Avrupa’da her yıl kişi başı ortalama 180 kg ambalaj atığı oluşuyor. Avrupa Birliği’nde (AB) kullanılan plastiğin yüzde 40’ı ve kâğıdın yüzde 50’si ambalajlamaya yönelik olduğundan ambalaj, işlenmemiş malzemelerin ana kullanıcılarından biri olarak ön plana çıkıyor. Harekete geçilmediği takdirde, 2030 yılına kadar AB’de ambalaj atıklarında yüzde 19 ve plastik ambalaj atıklarında yüzde 46’lık bir artış yaşanacağı öngörülüyor. Bu doğrultuda harekete geçen Avrupa Komisyonu, ambalaj konusunda AB çapında yeni kurallar belirlemeyi öneriyor.

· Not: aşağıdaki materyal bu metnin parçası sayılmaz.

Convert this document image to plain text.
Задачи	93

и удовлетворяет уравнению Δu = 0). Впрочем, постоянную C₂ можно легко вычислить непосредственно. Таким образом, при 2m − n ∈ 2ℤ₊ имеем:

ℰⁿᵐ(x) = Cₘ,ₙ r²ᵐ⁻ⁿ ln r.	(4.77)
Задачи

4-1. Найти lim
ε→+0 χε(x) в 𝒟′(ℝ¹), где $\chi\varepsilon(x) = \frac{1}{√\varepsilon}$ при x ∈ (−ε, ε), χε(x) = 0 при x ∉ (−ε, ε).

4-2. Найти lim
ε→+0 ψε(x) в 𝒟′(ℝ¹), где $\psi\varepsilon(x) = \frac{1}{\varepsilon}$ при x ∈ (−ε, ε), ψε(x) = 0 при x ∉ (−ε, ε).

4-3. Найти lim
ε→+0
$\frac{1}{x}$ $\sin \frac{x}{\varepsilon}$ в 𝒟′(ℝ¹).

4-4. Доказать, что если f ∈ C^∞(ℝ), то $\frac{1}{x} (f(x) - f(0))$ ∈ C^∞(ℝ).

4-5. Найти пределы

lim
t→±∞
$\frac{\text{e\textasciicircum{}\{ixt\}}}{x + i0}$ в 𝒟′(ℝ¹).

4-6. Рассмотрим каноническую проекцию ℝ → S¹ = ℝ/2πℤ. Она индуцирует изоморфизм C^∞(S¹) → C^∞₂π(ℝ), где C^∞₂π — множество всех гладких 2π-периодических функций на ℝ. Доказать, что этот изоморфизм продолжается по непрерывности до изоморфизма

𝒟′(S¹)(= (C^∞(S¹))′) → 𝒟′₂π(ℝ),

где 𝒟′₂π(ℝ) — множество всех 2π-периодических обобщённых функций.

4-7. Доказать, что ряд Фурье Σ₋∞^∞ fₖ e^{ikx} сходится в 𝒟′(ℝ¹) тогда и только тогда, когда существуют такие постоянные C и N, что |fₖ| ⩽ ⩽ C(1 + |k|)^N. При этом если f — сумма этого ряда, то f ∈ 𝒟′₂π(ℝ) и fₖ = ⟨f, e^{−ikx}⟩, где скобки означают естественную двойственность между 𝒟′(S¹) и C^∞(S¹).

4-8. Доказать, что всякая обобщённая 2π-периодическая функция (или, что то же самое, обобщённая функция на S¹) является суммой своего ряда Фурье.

Sunulan öneriler arasında, tüketiciler için yeniden kullanılabilir paketleme seçeneklerinin sağlanması, gereksiz paketlemenin sonlandırılması ve doğru geri dönüşümü desteklemek için net etiketler kullanılması yer alıyor. Böylelikle, Avrupa’nın geri dönüşüm kapasitesini artırmanın yanı sıra Avrupa’yı birincil kaynaklara ve dış tedarikçilere daha az bağımlı hale getirmek planlanıyor.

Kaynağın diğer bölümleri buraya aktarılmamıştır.